Mais adiante, outro músico tocava mais canções do Fab Four, com o cultuado baixo Hofner, (em formato de violino, o preferido de PAUL MCCARTNEY) em suas mãos e os outros instrumentos em playback.

Na próxima esquina, um interessante show de jazz tradicional, com alguns instrumentos não tão comuns nos dias de hoje, como sousafone e washboard. Maiores informações sobre a banda RiverBoat's Jazz podem ser adquiridas em seu próprio site:

http://www.riverboatsjazz.com.br

Um pouco adiante, um ônibus no meio do centro de convenções. Era o ônibus da Tagima, recheado de guitarras e violões. Até o corrimão da escada era a reprodução de uma guitarra. Lá dentro, ou no pequeno palco montado ao lado do "busão", teriam se apresentado nomes como o da guitarrista Lari Basílio.

Caminhando um pouco mais, pudemos ver um grande número de pessoas em volta do stand da Micheal, atraídas por batidas vigorosas e técnicas precisas pareciam vir de algum sistema de alto-falantes. No entanto, ao nos aproximarmos do stand, vimos que quem estava ali era um grande baterista, escondido atrás de um kit que quase o escondia completamente. Era o pequeno João Victor Lucila, que demonstrava um talento que ultrapassava muito o esperado por alguém de sua pouca idade.

Nota: a publicação das fotos acima foi autorizada por Adriana Coquetto. Para entrar em contato com o "babydrummer", falar com Adriana através do telefone 11.9.7251.0033 ou pelo email [email protected]

Perto dali, em um mini-auditório montado pela Nig, especializada em cordas e pedais, os músicos da 4 ACTION, Felipe Andreoli (ANGRA), Roger Franco e Sydnei Carvalho, esbanjavam virtuose, que também vai poder ser conferida no DVD que o quarteto, complementado por Alexandre Aposan (que não estava no palco) deve lançar em breve. Eles seriam sucedidos pelo não menos virtuoso ALEX MARTINHO, e, no final da tarde, por Ricky Furlani.

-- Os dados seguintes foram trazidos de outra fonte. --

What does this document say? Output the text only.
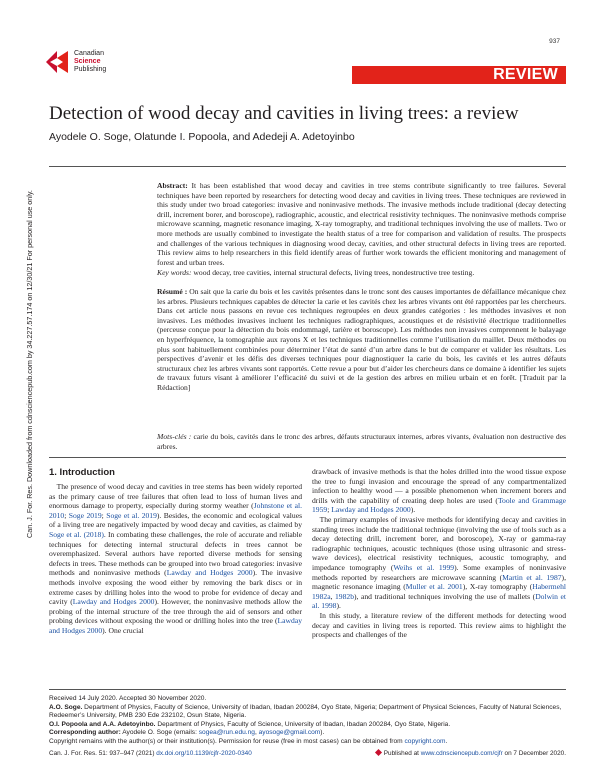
937
Canadian
Science
Publishing	REVIEW
Detection of wood decay and cavities in living trees: a review
Ayodele O. Soge, Olatunde I. Popoola, and Adedeji A. Adetoyinbo
Can. J. For. Res. Downloaded from cdnsciencepub.com by 34.227.57.174 on 12/30/21 For personal use only.
Abstract: It has been established that wood decay and cavities in tree stems contribute significantly to tree failures. Several techniques have been reported by researchers for detecting wood decay and cavities in living trees. These techniques are reviewed in this study under two broad categories: invasive and noninvasive methods. The invasive methods include traditional (decay detecting drill, increment borer, and boroscope), radiographic, acoustic, and electrical resistivity techniques. The noninvasive methods comprise microwave scanning, magnetic resonance imaging, X-ray tomography, and traditional techniques involving the use of mallets. Two or more methods are usually combined to investigate the health status of a tree for comparison and validation of results. The prospects and challenges of the various techniques in diagnosing wood decay, cavities, and other structural defects in living trees are reported. This review aims to help researchers in this field identify areas of further work towards the efficient monitoring and management of forest and urban trees.
Key words: wood decay, tree cavities, internal structural defects, living trees, nondestructive tree testing.
Résumé : On sait que la carie du bois et les cavités présentes dans le tronc sont des causes importantes de défaillance mécanique chez les arbres. Plusieurs techniques capables de détecter la carie et les cavités chez les arbres vivants ont été rapportées par les chercheurs. Dans cet article nous passons en revue ces techniques regroupées en deux grandes catégories : les méthodes invasives et non invasives. Les méthodes invasives incluent les techniques radiographiques, acoustiques et de résistivité électrique traditionnelles (perceuse conçue pour la détection du bois endommagé, tarière et boroscope). Les méthodes non invasives comprennent le balayage en hyperfréquence, la tomographie aux rayons X et les techniques traditionnelles comme l’utilisation du maillet. Deux méthodes ou plus sont habituellement combinées pour déterminer l’état de santé d’un arbre dans le but de comparer et valider les résultats. Les perspectives d’avenir et les défis des diverses techniques pour diagnostiquer la carie du bois, les cavités et les autres défauts structuraux chez les arbres vivants sont rapportés. Cette revue a pour but d’aider les chercheurs dans ce domaine à identifier les sujets de travaux futurs visant à améliorer l’efficacité du suivi et de la gestion des arbres en milieu urbain et en forêt. [Traduit par la Rédaction]
Mots-clés : carie du bois, cavités dans le tronc des arbres, défauts structuraux internes, arbres vivants, évaluation non destructive des arbres.
1. Introduction
 The presence of wood decay and cavities in tree stems has been widely reported as the primary cause of tree failures that often lead to loss of human lives and enormous damage to property, especially during stormy weather (Johnstone et al. 2010; Soge 2019; Soge et al. 2019). Besides, the economic and ecological values of a living tree are negatively impacted by wood decay and cavities, as claimed by Soge et al. (2018). In combating these challenges, the role of accurate and reliable techniques for detecting internal structural defects in trees cannot be overemphasized. Several authors have reported diverse methods for sensing defects in trees. These methods can be grouped into two broad categories: invasive methods and noninvasive methods (Lawday and Hodges 2000). The invasive methods involve exposing the wood either by removing the bark discs or in extreme cases by drilling holes into the wood to probe for evidence of decay and cavity (Lawday and Hodges 2000). However, the noninvasive methods allow the probing of the internal structure of the tree through the aid of sensors and other probing devices without exposing the wood or drilling holes into the tree (Lawday and Hodges 2000). One crucial
drawback of invasive methods is that the holes drilled into the wood tissue expose the tree to fungi invasion and encourage the spread of any compartmentalized infection to healthy wood — a possible phenomenon when increment borers and drills with the capability of creating deep holes are used (Toole and Grammage 1959; Lawday and Hodges 2000).
 The primary examples of invasive methods for identifying decay and cavities in standing trees include the traditional technique (involving the use of tools such as a decay detecting drill, increment borer, and boroscope), X-ray or gamma-ray radiographic techniques, acoustic techniques (those using ultrasonic and stress-wave devices), electrical resistivity techniques, acoustic tomography, and impedance tomography (Weihs et al. 1999). Some examples of noninvasive methods reported by researchers are microwave scanning (Martin et al. 1987), magnetic resonance imaging (Muller et al. 2001), X-ray tomography (Habermehl 1982a, 1982b), and traditional techniques involving the use of mallets (Dolwin et al. 1998).
 In this study, a literature review of the different methods for detecting wood decay and cavities in living trees is reported. This review aims to highlight the prospects and challenges of the
Received 14 July 2020. Accepted 30 November 2020.
A.O. Soge. Department of Physics, Faculty of Science, University of Ibadan, Ibadan 200284, Oyo State, Nigeria; Department of Physical Sciences, Faculty of Natural Sciences, Redeemer’s University, PMB 230 Ede 232102, Osun State, Nigeria.
O.I. Popoola and A.A. Adetoyinbo. Department of Physics, Faculty of Science, University of Ibadan, Ibadan 200284, Oyo State, Nigeria.
Corresponding author: Ayodele O. Soge (emails: sogea@run.edu.ng, ayosoge@gmail.com).
Copyright remains with the author(s) or their institution(s). Permission for reuse (free in most cases) can be obtained from copyright.com.
Can. J. For. Res. 51: 937–947 (2021) dx.doi.org/10.1139/cjfr-2020-0340	Published at www.cdnsciencepub.com/cjfr on 7 December 2020.
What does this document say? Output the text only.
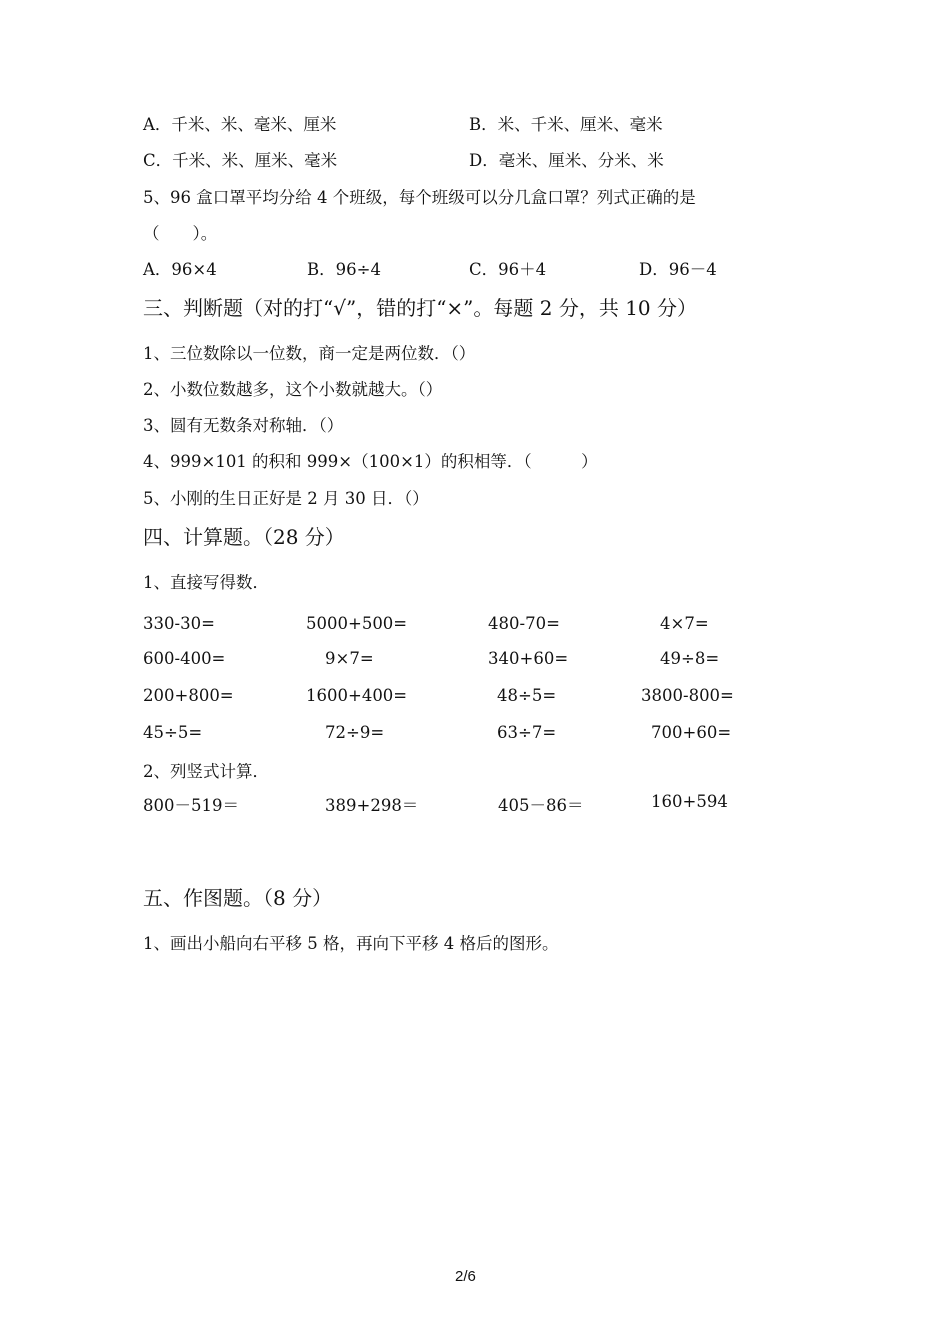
A．千米、米、毫米、厘米	B．米、千米、厘米、毫米
C．千米、米、厘米、毫米	D．毫米、厘米、分米、米
5、96 盒口罩平均分给 4 个班级，每个班级可以分几盒口罩？列式正确的是
（　　）。
A．96×4	B．96÷4	C．96＋4	D．96－4
三、判断题（对的打“√”，错的打“×”。每题 2 分，共 10 分）
1、三位数除以一位数，商一定是两位数．（）
2、小数位数越多，这个小数就越大。（）
3、圆有无数条对称轴．（）
4、999×101 的积和 999×（100×1）的积相等．（　　　）
5、小刚的生日正好是 2 月 30 日．（）
四、计算题。（28 分）
1、直接写得数．
330-30=	5000+500=	480-70=	4×7=
600-400=	9×7=	340+60=	49÷8=
200+800=	1600+400=	48÷5=	3800-800=
45÷5=	72÷9=	63÷7=	700+60=
2、列竖式计算．
800－519＝	389+298＝	405－86＝	160+594
五、作图题。（8 分）
1、画出小船向右平移 5 格，再向下平移 4 格后的图形。
2/6
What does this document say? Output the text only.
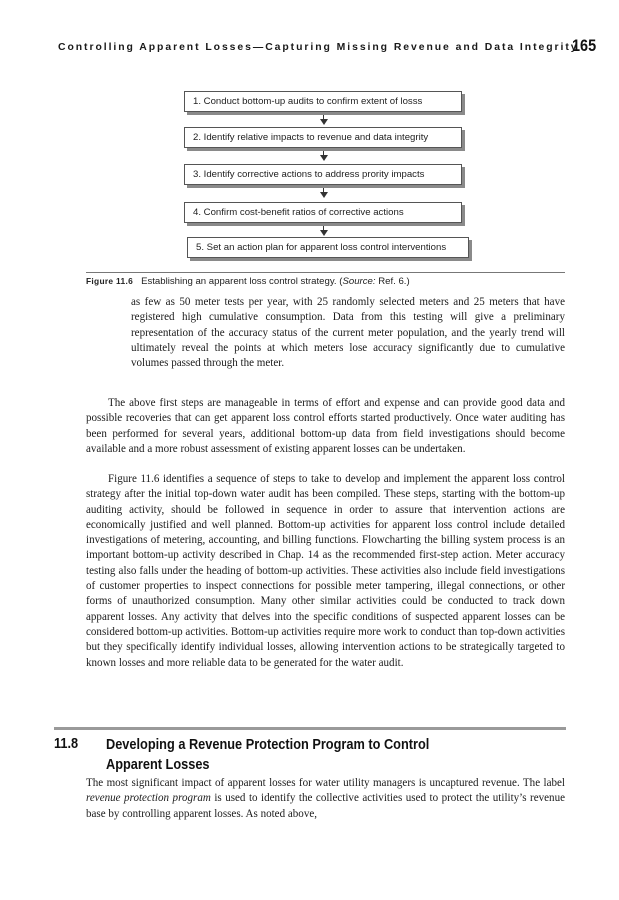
Controlling Apparent Losses—Capturing Missing Revenue and Data Integrity
165
1. Conduct bottom-up audits to confirm extent of losss
2. Identify relative impacts to revenue and data integrity
3. Identify corrective actions to address prority impacts
4. Confirm cost-benefit ratios of corrective actions
5. Set an action plan for apparent loss control interventions
Figure 11.6 Establishing an apparent loss control strategy. (Source: Ref. 6.)

as few as 50 meter tests per year, with 25 randomly selected meters and 25 meters that have registered high cumulative consumption. Data from this testing will give a preliminary representation of the accuracy status of the current meter population, and the yearly trend will ultimately reveal the points at which meters lose accuracy significantly due to cumulative volumes passed through the meter.

The above first steps are manageable in terms of effort and expense and can provide good data and possible recoveries that can get apparent loss control efforts started productively. Once water auditing has been performed for several years, additional bottom-up data from field investigations should become available and a more robust assessment of existing apparent losses can be undertaken.

Figure 11.6 identifies a sequence of steps to take to develop and implement the apparent loss control strategy after the initial top-down water audit has been compiled. These steps, starting with the bottom-up auditing activity, should be followed in sequence in order to assure that intervention actions are economically justified and well planned. Bottom-up activities for apparent loss control include detailed investigations of metering, accounting, and billing functions. Flowcharting the billing system process is an important bottom-up activity described in Chap. 14 as the recommended first-step action. Meter accuracy testing also falls under the heading of bottom-up activities. These activities also include field investigations of customer properties to inspect connections for possible meter tampering, illegal connections, or other forms of unauthorized consumption. Many other similar activities could be conducted to track down apparent losses. Any activity that delves into the specific conditions of suspected apparent losses can be considered bottom-up activities. Bottom-up activities require more work to conduct than top-down activities but they specifically identify individual losses, allowing intervention actions to be strategically targeted to known losses and more reliable data to be generated for the water audit.

11.8 Developing a Revenue Protection Program to Control Apparent Losses

The most significant impact of apparent losses for water utility managers is uncaptured revenue. The label revenue protection program is used to identify the collective activities used to protect the utility’s revenue base by controlling apparent losses. As noted above,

Andando mais um pouco, reconhecemos o peso do metal do SHAMAN, com parte da banda no stand da Cassio. Lá estavam Thiago Bianchi (vocal), o baixista Fernando Quesada no violão e Juninho Carelli tocando em dois teclados, um deles suspenso num suporte pendente projetado pelo próprio. Ao fundo, um pequeno telão exibia, sem som, imagens do clipe de sua nova banda NOTURNALL, lançado no dia anterior, no Music Hall. Segundo dois roadies da banda, com quem tive a oportunidade de conversar, o SHAMAN iria mesmo acabar, mas devido a inúmeros pedidos, a banda nova, produzida por Russell Allen (SYMPHONY X/ADRENALINE MOB) e com Aquiles Priester na bateria, será apenas um projeto paralelo. Até então, apenas imagens do clipe podiam ser vistas. No momento da publicação desta matéria, o clipe já estava disponível no UOL. A capacidade de Carelli tocar em seu teclado móvel é realmente impressionante.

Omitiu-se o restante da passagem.